About thirty people came to see Baldwin, who is currently running to replace Senator Herb Kohl when he retires this year. Baldwin is currently the only Democrat running, and will face the winner of a four-person race for the Republican nomination this fall.
The seven-term Congresswoman from Madison saw it as an opportunity to introduce herself to areas of the state that may not be familiar with her legislative record.
During the hour-long event, Baldwin highlighted some of her legislative accomplishments and talked about issues she has been hearing on the campaign trail.
One major point she made was keeping higher education affordable for those who seek it, as she sees higher education as the key to economic growth.
"I have always fought to keep the Pell Grant competitive with the rising cost of tuition," Baldwin said. "As more and more students necessarily need to take out student loans, which again saddens me because they emerge from college with a significant debt burden, so we have got to keep those interest rates affordable."
"I introduced an amendment two weeks ago to the Paul Ryan Budget, to prevent significant increase in the Stafford Loan interest rates this summer. Right now they are 3.4 percent. They are scheduled to double to 6.8 percent this summer if Congress doesn’t act, and I think we have to act because education is a key to our growth."
Baldwin also emphasized the need to support the UW System, which currently receives 17 percent of its budget from the state.
"We have seen an incredible shrinking of the amount of support that the state of Wisconsin gives to its state college and university system," Baldwin said. "It’s hardly able to call itself a public university anymore, which saddens me greatly."
Baldwin says the youth vote has always been very important to her, going back to her first elected position as a member of the Dane County Board of Supervisors while she was still a student at the University of Wisconsin – Madison.
"Know your power, because you have power," Baldwin said. "Your campus has a tremendous reputation for student activism."

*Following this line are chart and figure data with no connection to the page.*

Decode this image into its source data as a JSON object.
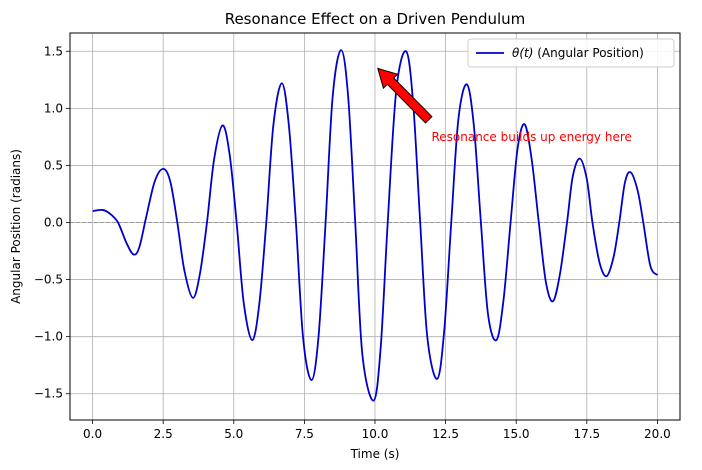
{
  "chart_data": {
    "type": "line",
    "title": "Resonance Effect on a Driven Pendulum",
    "xlabel": "Time (s)",
    "ylabel": "Angular Position (radians)",
    "xlim": [
      -0.8,
      20.8
    ],
    "ylim": [
      -1.73,
      1.66
    ],
    "xticks": [
      0.0,
      2.5,
      5.0,
      7.5,
      10.0,
      12.5,
      15.0,
      17.5,
      20.0
    ],
    "xtick_labels": [
      "0.0",
      "2.5",
      "5.0",
      "7.5",
      "10.0",
      "12.5",
      "15.0",
      "17.5",
      "20.0"
    ],
    "yticks": [
      -1.5,
      -1.0,
      -0.5,
      0.0,
      0.5,
      1.0,
      1.5
    ],
    "ytick_labels": [
      "−1.5",
      "−1.0",
      "−0.5",
      "0.0",
      "0.5",
      "1.0",
      "1.5"
    ],
    "grid": true,
    "zero_line": {
      "y": 0.0,
      "style": "dashed",
      "color": "#999999"
    },
    "legend": {
      "placement": "top-right",
      "entries": [
        {
          "label_prefix": "θ(t)",
          "label_suffix": " (Angular Position)",
          "color": "#0000cc"
        }
      ]
    },
    "series": [
      {
        "name": "θ(t) (Angular Position)",
        "color": "#0000cc",
        "points": [
          [
            0.0,
            0.1
          ],
          [
            0.35,
            0.11
          ],
          [
            0.6,
            0.08
          ],
          [
            0.9,
            0.0
          ],
          [
            1.2,
            -0.18
          ],
          [
            1.45,
            -0.28
          ],
          [
            1.65,
            -0.22
          ],
          [
            1.9,
            0.05
          ],
          [
            2.2,
            0.36
          ],
          [
            2.5,
            0.47
          ],
          [
            2.75,
            0.36
          ],
          [
            3.0,
            0.0
          ],
          [
            3.25,
            -0.42
          ],
          [
            3.55,
            -0.66
          ],
          [
            3.8,
            -0.45
          ],
          [
            4.05,
            0.0
          ],
          [
            4.3,
            0.55
          ],
          [
            4.6,
            0.85
          ],
          [
            4.85,
            0.6
          ],
          [
            5.1,
            0.0
          ],
          [
            5.35,
            -0.7
          ],
          [
            5.65,
            -1.03
          ],
          [
            5.9,
            -0.72
          ],
          [
            6.15,
            0.0
          ],
          [
            6.4,
            0.85
          ],
          [
            6.7,
            1.22
          ],
          [
            6.95,
            0.85
          ],
          [
            7.2,
            0.0
          ],
          [
            7.45,
            -1.0
          ],
          [
            7.75,
            -1.38
          ],
          [
            8.0,
            -1.0
          ],
          [
            8.25,
            0.0
          ],
          [
            8.5,
            1.1
          ],
          [
            8.8,
            1.51
          ],
          [
            9.05,
            1.1
          ],
          [
            9.3,
            0.0
          ],
          [
            9.55,
            -1.15
          ],
          [
            9.95,
            -1.56
          ],
          [
            10.2,
            -1.1
          ],
          [
            10.45,
            0.0
          ],
          [
            10.75,
            1.15
          ],
          [
            11.1,
            1.5
          ],
          [
            11.35,
            1.05
          ],
          [
            11.6,
            0.0
          ],
          [
            11.85,
            -1.0
          ],
          [
            12.2,
            -1.37
          ],
          [
            12.45,
            -0.95
          ],
          [
            12.7,
            0.0
          ],
          [
            12.95,
            0.9
          ],
          [
            13.25,
            1.21
          ],
          [
            13.5,
            0.85
          ],
          [
            13.75,
            0.0
          ],
          [
            14.0,
            -0.8
          ],
          [
            14.3,
            -1.03
          ],
          [
            14.55,
            -0.68
          ],
          [
            14.8,
            0.0
          ],
          [
            15.05,
            0.65
          ],
          [
            15.3,
            0.86
          ],
          [
            15.55,
            0.55
          ],
          [
            15.8,
            0.0
          ],
          [
            16.05,
            -0.52
          ],
          [
            16.3,
            -0.69
          ],
          [
            16.55,
            -0.45
          ],
          [
            16.8,
            0.0
          ],
          [
            17.0,
            0.4
          ],
          [
            17.25,
            0.56
          ],
          [
            17.5,
            0.38
          ],
          [
            17.7,
            0.0
          ],
          [
            17.95,
            -0.35
          ],
          [
            18.2,
            -0.47
          ],
          [
            18.45,
            -0.3
          ],
          [
            18.65,
            0.0
          ],
          [
            18.85,
            0.35
          ],
          [
            19.05,
            0.44
          ],
          [
            19.3,
            0.28
          ],
          [
            19.5,
            0.0
          ],
          [
            19.75,
            -0.38
          ],
          [
            20.0,
            -0.46
          ]
        ]
      }
    ],
    "annotation": {
      "text": "Resonance builds up energy here",
      "text_color": "#ff0000",
      "text_xy": [
        12.0,
        0.75
      ],
      "arrow_from": [
        11.9,
        0.9
      ],
      "arrow_to": [
        10.1,
        1.35
      ],
      "arrow_color": "#ff0000"
    }
  }
}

Baldwin specifically mentioned the voter ID law that was passed last summer, and is currently the subject of four different lawsuits, saying the provisions in the bill that specifically excluded UW System IDs from being used were to silence the youth vote.
If elected to the senate, Baldwin would be the first openly gay member of the senate. Baldwin says this would change the conversation about LGBT issues. She mentions that instead of senate members talking about you, they are talking with you.
"It literally changes the dynamic of the conversation," Baldwin said.